Dari rute Kacuk hingga Balai Kota Malang, pembawa obor Asian Games melewati 20 check point dan di setiap check point ada pergantian pelari pembawa obor Asian Games.
Obor dibawa oleh pelari dengan diiringi warga dari berbagai komunitas, termasuk dari TNI.
Pelari diestimasikan menempuh jarak antar-check point sekitar 7 menit. Antar-check point berjarak antara 400 hingga 500 meter.
Obor Asian Games yang tiba di Kota Malang dan disambut berbagai acara di panggung hiburan itu juga disambut sendra tari di sepanjang Jalan Tugu (depan Balai Kota Malang).
Tiba di balai kota, KSAL, Laksamana TNI Siswi Sukma Adji menyerahkan obor ke pelaksana tugas Wali Kota Malang, Sutiaji yang sudah bersiap di panggung utama.

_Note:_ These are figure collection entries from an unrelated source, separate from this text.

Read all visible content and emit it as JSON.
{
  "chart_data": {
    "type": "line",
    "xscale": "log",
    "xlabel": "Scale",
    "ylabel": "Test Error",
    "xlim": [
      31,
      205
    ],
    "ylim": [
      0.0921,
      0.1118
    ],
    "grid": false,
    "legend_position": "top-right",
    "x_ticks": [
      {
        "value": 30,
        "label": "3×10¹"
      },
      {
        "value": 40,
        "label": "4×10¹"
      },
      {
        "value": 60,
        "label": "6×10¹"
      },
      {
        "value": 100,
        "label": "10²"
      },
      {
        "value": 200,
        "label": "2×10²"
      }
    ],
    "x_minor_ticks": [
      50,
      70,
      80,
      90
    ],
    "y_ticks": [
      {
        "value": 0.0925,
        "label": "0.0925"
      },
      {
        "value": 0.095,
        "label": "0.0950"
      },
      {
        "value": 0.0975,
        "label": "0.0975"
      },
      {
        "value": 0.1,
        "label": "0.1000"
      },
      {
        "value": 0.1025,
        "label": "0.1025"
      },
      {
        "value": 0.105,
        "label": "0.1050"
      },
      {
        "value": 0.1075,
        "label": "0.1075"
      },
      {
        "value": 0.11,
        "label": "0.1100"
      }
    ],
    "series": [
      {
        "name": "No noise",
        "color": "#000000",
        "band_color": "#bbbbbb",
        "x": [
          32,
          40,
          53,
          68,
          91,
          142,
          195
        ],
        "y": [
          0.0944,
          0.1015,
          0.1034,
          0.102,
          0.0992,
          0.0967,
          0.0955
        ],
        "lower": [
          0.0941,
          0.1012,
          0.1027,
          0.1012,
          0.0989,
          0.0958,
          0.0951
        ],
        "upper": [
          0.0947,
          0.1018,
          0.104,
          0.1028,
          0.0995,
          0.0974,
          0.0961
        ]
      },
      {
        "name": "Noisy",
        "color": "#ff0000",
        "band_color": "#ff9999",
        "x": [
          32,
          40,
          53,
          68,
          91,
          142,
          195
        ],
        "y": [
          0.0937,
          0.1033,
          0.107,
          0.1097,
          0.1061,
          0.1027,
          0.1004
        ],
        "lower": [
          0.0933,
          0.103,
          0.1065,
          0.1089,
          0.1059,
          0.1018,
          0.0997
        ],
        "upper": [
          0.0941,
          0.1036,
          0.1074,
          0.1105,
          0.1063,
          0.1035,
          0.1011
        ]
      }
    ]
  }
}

Adapun rute yang dilewati obor Asian Games adalah Kacuk-Jalan S Supriyadi-Jalan Wahid Hasyim-Jalan Kawi-Jalan Ijen-Jalan Semeru-Jalan Kahuripan-Balai Kota Malang di Jalan Tugu.
Plt Wali Kota Malang, Sutiaji mengaku bangga Kota Malang bisa disinggahi obor Asian Games.
"Dilarang mengambil dan/atau menayangkan ulang sebagian atau keseluruhan artikel di atas tanpa seizin redaksi"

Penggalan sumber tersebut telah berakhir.